CBO Chief on the Impossible Job of Gauging How Much Legislation Costs

Congressional Budget Office Director Doug Elmendorf Congressional Budget Office Director Doug Elmendorf J. Scott Applewhite/AP

The director of the nonpartisan Congressional Budget Office on Monday defended his agency’s accuracy in projecting future costs of pending legislation.

Doug Elmendorf used a blogpost to answer a member of Congress who asked whether CBO goes back to review its past estimates against real-world eventual results, focusing on spending on the Recovery Act, Medicare Part D’s prescription drug benefit, auctions of spectrum space and unemployment insurance.

Though CBO “routinely monitors” its budgetary estimates and updates its baselines several times a year, “it is often difficult or impossible to determine, even in retrospect, the incremental impact on the budget of a particular piece of legislation,” Elmendorf wrote. “Although CBO often provides updated cost estimates (especially for direct spending provisions) prior to the enactment of legislation, proposals are sometimes amended after cost estimates are prepared.”

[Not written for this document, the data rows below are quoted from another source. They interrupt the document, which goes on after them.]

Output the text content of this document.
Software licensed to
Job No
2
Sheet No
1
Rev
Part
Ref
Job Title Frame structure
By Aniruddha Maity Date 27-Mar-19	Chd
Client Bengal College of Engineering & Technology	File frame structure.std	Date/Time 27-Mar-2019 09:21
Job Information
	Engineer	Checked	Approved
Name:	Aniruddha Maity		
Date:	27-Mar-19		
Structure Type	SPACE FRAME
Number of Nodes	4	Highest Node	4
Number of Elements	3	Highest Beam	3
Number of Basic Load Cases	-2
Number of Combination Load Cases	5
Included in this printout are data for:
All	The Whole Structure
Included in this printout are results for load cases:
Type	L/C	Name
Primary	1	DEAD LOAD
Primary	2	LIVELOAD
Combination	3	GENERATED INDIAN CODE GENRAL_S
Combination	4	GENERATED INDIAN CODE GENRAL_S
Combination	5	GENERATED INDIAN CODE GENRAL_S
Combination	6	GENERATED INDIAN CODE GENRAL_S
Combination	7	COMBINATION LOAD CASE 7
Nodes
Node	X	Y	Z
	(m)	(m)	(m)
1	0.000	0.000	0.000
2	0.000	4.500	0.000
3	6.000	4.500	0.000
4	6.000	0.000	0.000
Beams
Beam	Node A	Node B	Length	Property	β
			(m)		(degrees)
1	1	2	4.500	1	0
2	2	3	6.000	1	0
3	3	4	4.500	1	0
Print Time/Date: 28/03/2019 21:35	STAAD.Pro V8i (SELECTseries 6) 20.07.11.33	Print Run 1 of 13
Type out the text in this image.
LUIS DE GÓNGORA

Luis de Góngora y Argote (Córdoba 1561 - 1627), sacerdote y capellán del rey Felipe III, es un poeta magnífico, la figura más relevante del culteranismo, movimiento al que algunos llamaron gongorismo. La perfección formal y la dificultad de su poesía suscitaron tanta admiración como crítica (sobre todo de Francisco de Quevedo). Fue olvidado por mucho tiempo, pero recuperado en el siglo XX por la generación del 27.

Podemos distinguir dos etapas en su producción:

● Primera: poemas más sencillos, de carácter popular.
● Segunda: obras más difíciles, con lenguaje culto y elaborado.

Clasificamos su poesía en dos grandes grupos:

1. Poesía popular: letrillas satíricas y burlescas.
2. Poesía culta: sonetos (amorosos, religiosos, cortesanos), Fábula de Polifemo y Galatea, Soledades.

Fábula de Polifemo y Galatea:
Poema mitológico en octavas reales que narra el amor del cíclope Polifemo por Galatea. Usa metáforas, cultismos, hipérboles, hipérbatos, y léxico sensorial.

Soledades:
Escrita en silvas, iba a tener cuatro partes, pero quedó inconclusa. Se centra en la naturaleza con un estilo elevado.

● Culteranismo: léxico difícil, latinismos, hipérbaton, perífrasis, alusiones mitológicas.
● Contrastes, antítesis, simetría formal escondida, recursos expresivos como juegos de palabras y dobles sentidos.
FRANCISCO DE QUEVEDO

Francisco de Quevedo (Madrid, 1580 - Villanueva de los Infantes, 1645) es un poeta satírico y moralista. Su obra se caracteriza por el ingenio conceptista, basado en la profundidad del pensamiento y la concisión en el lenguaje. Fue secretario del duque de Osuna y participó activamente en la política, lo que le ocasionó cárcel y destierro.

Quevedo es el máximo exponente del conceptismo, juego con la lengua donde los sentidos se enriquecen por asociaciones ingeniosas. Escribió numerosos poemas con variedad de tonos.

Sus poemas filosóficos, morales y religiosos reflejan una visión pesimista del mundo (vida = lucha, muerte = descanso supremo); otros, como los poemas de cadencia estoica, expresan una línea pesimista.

Another difficulty is that the spending that stems from a bill may end up as a “small part of a large budget account or revenue stream,” he said, and since many bills that are scored never become law, it is impossible to check the accuracy of CBO’s projections on the bulk of the agency’s estimates.

On Medicare Part D, CBO overestimated spending by 35 percent, for a host of reasons, ranging from patents expiring (thus allowing more use of less expensive generic drugs) to lower than expected enrollment.

On the 2009 Recovery Act, CBO underestimated spending by $36 billion from 2009 to 2012, or about 6.5 percent.

Estimates of proceeds to the government from multi-year auctioning of spectrum were sometimes too low and sometimes too high, Elmendorf wrote.

Projected costs for a dozen laws from the past several years extending unemployment benefits were 5 percent below what the Labor Department later determined were the actual costs, $208 billion against the original score of $199 billion.